Which is roughly the region I occupied for the rest of my bowling spell.

I bowled three overs in total, which ought to have been 18 deliveries and was really about 30. And when I wasn’t bowling wides or sending pies high over the batsman’s head, I lobbed down these hit-me full tosses that repeatedly — and spectacularly — got whacked for six.

Mid-way through my third over, I had a case of what is commonly known in cricket circles as “the yips”, when the mind is so scrambled it cannot control the body, the wicket appears a mile long and you start searching for your mother in the crowd.

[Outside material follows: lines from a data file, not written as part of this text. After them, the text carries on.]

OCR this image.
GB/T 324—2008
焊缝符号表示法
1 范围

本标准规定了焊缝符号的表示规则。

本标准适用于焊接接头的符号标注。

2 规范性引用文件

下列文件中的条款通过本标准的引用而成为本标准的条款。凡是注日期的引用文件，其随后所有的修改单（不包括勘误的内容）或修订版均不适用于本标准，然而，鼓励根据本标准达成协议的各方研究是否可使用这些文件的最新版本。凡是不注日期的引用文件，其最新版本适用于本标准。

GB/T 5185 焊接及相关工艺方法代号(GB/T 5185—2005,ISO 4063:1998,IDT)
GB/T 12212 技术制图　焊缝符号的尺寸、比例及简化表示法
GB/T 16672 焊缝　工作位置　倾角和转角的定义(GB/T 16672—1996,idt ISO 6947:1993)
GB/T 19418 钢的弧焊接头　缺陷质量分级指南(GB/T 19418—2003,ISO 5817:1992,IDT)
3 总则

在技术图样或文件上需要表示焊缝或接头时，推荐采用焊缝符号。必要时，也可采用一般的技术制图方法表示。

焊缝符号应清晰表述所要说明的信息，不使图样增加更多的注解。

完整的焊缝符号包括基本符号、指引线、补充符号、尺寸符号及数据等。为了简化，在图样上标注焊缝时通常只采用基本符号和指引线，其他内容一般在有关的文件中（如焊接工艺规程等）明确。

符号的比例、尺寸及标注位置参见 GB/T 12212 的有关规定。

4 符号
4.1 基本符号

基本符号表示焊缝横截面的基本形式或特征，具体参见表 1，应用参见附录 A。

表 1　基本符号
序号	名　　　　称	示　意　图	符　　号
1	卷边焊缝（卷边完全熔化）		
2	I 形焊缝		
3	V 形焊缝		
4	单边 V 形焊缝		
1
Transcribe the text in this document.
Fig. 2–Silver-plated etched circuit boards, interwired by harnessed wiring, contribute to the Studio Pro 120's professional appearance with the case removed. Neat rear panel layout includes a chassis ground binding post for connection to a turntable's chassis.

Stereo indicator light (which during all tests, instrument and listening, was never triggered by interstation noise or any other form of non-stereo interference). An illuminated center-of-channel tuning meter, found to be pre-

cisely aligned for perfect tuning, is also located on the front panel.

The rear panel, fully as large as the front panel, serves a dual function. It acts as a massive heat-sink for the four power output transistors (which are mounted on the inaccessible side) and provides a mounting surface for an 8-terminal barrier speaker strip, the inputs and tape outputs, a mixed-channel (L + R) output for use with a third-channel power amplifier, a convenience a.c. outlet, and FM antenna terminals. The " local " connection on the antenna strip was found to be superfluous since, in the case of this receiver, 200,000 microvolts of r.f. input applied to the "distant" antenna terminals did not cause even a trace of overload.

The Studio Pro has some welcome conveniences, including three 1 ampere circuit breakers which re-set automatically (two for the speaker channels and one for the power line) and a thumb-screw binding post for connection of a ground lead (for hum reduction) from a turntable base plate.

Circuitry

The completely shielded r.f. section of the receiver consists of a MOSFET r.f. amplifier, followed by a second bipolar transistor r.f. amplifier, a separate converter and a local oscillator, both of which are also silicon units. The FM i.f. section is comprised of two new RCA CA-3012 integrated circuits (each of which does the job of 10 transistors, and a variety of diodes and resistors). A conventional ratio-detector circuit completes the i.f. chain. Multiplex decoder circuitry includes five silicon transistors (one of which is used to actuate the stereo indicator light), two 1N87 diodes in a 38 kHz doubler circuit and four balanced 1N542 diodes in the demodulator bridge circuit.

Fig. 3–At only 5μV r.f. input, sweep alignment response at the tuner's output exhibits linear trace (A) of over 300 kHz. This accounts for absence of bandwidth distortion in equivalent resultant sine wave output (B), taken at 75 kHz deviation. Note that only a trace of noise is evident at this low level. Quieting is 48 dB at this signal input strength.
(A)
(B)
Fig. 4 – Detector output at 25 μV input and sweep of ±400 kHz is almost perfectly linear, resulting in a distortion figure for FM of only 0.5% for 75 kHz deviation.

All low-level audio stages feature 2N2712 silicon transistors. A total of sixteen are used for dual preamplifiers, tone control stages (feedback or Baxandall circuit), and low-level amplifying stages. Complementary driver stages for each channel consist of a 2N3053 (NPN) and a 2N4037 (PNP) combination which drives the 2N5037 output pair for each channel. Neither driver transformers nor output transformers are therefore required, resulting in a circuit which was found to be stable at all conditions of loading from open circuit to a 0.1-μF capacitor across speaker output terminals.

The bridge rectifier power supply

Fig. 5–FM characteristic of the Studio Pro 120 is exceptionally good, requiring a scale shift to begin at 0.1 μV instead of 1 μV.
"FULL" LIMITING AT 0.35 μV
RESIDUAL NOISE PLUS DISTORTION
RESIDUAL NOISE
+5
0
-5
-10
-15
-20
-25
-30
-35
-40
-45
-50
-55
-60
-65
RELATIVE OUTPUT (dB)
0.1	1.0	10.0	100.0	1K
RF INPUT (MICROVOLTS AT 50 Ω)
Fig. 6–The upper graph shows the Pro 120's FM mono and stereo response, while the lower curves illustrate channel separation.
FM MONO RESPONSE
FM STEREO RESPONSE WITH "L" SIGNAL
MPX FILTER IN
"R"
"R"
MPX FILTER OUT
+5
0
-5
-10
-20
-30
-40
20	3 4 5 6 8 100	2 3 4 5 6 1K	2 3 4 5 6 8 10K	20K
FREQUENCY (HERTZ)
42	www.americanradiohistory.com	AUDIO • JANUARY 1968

By the time I shuffled in to bowl my final ball, I scarcely had the strength or the wherewithal to propel it the necessary distance. But I still had mystery. Since I didn’t know where each projectile would go, nor could the handsome batting prodigy 22 yards away. True, he was striking most of them into the countryside, but when this final ball wafted out of the sky, as some floaty, waist-high humdinger, he was so surprised he spooned it up in the air.

Forty-one feels like a good age for a bowler to retire. But my batting remains untested because it rained for the rest of the afternoon and we couldn’t play on. Who knows how it might have gone? Even with my shoulder problems, I might have scored more than five runs. And besides, my bowling wasn’t all bad. When the batsman spooned it up, presenting the easiest catch in the world, I actually caught it. And tumbled over.